銃撃戦の最中、ラズロは、悠然とHK416を構え、ジェイクたちに近づいてきた。「無駄な抵抗はよせ。ジェイコブの息子よ。親父は、お前のために、この場所を用意したのだ。」

ラズロの言葉に、ジェイクは驚きを隠せない。「…どういうことだ!?」

「親父は、お前がいつか来ることを知っていた。そして、ハインツが、お前を狙っていることもな。」

ラズロは、壁のスイッチを押した。すると、倉庫の壁が開き、奥に隠された通路が現れた。

「ここは、親父が私に作らせた、最後の逃げ道だ。だが、私はハインツに脅され、お前たちを売った…」

ラズロは、悔しそうに顔を歪めた。「…だが、私にも、親父との友情がある。…行け!お前たちを逃がす!」

ラズロは、そう叫ぶと、自分の部下たちに向かって、警告射撃を始めた。


「ラズロ!」

敵が、ラズロめがけて一斉に発砲した。ラズロは、銃弾を浴び、その場に倒れ込んだ。「くそっ!」

ジェイクは、怒りに震えながら、SCAR-Lを構え、残った敵を撃ち倒した。シオンも、彼の後を追うように、正確な射撃で敵を制圧した。

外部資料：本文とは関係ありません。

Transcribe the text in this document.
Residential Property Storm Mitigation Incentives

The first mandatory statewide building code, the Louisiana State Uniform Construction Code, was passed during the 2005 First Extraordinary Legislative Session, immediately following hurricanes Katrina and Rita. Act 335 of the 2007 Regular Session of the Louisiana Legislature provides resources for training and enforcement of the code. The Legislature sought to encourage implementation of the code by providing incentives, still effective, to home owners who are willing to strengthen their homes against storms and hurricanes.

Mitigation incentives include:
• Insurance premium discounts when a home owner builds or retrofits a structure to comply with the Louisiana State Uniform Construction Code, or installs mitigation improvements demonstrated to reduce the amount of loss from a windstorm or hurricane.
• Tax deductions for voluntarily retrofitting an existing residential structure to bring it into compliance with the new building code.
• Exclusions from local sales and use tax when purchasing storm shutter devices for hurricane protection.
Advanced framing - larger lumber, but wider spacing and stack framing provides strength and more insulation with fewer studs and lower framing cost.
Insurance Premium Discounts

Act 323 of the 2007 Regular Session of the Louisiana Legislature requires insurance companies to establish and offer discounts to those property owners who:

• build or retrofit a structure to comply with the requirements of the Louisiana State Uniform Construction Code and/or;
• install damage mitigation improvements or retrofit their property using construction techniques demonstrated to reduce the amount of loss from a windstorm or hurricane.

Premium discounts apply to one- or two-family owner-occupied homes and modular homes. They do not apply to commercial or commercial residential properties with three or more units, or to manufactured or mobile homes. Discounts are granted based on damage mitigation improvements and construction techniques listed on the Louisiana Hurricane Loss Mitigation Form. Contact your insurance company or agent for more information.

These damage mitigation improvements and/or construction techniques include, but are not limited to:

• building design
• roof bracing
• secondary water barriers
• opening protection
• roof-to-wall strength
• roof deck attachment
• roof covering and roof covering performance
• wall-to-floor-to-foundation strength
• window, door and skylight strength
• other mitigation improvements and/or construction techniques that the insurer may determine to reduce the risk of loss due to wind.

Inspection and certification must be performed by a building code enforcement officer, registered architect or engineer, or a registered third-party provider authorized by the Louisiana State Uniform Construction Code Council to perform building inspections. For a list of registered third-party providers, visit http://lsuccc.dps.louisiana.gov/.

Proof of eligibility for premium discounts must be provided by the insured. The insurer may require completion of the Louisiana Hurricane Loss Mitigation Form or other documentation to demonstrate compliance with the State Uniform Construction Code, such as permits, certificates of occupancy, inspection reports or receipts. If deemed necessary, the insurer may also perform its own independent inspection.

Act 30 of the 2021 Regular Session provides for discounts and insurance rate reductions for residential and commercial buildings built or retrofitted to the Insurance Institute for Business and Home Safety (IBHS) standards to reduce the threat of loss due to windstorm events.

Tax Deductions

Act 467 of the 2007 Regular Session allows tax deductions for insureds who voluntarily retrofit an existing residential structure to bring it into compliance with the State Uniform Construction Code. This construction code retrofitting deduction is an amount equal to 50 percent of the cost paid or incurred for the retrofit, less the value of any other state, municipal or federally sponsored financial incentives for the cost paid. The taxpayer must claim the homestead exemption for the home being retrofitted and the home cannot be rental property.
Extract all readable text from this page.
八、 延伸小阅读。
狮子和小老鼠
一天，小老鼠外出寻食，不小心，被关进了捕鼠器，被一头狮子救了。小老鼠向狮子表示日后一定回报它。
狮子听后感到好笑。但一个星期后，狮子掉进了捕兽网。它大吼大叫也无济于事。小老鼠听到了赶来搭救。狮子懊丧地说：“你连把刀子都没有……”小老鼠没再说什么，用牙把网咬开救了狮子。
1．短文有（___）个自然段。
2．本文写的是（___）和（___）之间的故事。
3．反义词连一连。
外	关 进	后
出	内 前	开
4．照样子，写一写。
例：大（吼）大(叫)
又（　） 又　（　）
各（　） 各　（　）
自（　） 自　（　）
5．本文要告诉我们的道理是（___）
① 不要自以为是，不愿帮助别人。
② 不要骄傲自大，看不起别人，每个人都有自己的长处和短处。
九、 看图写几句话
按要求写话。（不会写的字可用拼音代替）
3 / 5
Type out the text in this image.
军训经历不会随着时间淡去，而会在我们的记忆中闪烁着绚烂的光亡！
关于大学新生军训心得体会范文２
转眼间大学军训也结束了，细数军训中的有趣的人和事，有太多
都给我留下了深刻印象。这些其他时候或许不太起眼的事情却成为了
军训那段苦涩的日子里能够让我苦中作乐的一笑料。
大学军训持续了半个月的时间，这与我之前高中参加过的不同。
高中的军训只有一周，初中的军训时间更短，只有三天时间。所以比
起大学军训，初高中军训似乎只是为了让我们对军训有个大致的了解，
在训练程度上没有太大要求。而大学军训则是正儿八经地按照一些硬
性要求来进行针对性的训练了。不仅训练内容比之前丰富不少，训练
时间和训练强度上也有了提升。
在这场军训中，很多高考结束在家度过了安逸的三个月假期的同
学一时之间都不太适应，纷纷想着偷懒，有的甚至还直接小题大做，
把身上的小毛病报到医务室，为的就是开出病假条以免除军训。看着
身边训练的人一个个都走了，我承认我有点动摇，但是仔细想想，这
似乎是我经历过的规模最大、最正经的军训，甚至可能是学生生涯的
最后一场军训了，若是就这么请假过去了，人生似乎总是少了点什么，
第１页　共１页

敵を全滅させたジェイクたちは、ラズロの元に駆け寄った。「なぜだ…どうして…?」

ジェイクが、血を流しているラズロに問うと、ラズロは、弱々しい声で言った。「親父…は、お前が、この先にある『新秩序』の秘密を知るための…最後のピースだと言っていた…」

ラズロは、そう言い残し、息を引き取った。


彼らは、ラズロが命を賭して守った通路に入った。通路の先には、古い地下壕があった。そこには、大量の物資と、一台のトラックが置かれていた。「…親父の、最後のメッセージだ。」

シオンが、トラックの荷台に置かれた、親父のサインが入った地図を見つけた。地図には、次の目的地が記されていた。「ここが、親父が最後に目指した場所…」

ジェイクは、地図を握りしめ、目を閉じた。彼の心の中には、ラズロの最後の言葉が響いていた。「『新秩序』の秘密…」


彼らは、新しいトラックに乗り込み、再び旅を始めた。リリの足は、未だ痛むが、彼女は弱音を吐かなかった。彼らは、親父の残した謎を解き明かすため、そして、ハインツとの決着をつけるため、最後の目的地へと向かう。この旅の終わりには、一体何が待っているのか…?彼らの旅は、単なる物資運びではない。それは、親父の意志を継ぎ、新たな未来を切り開くための、最後の試練だった。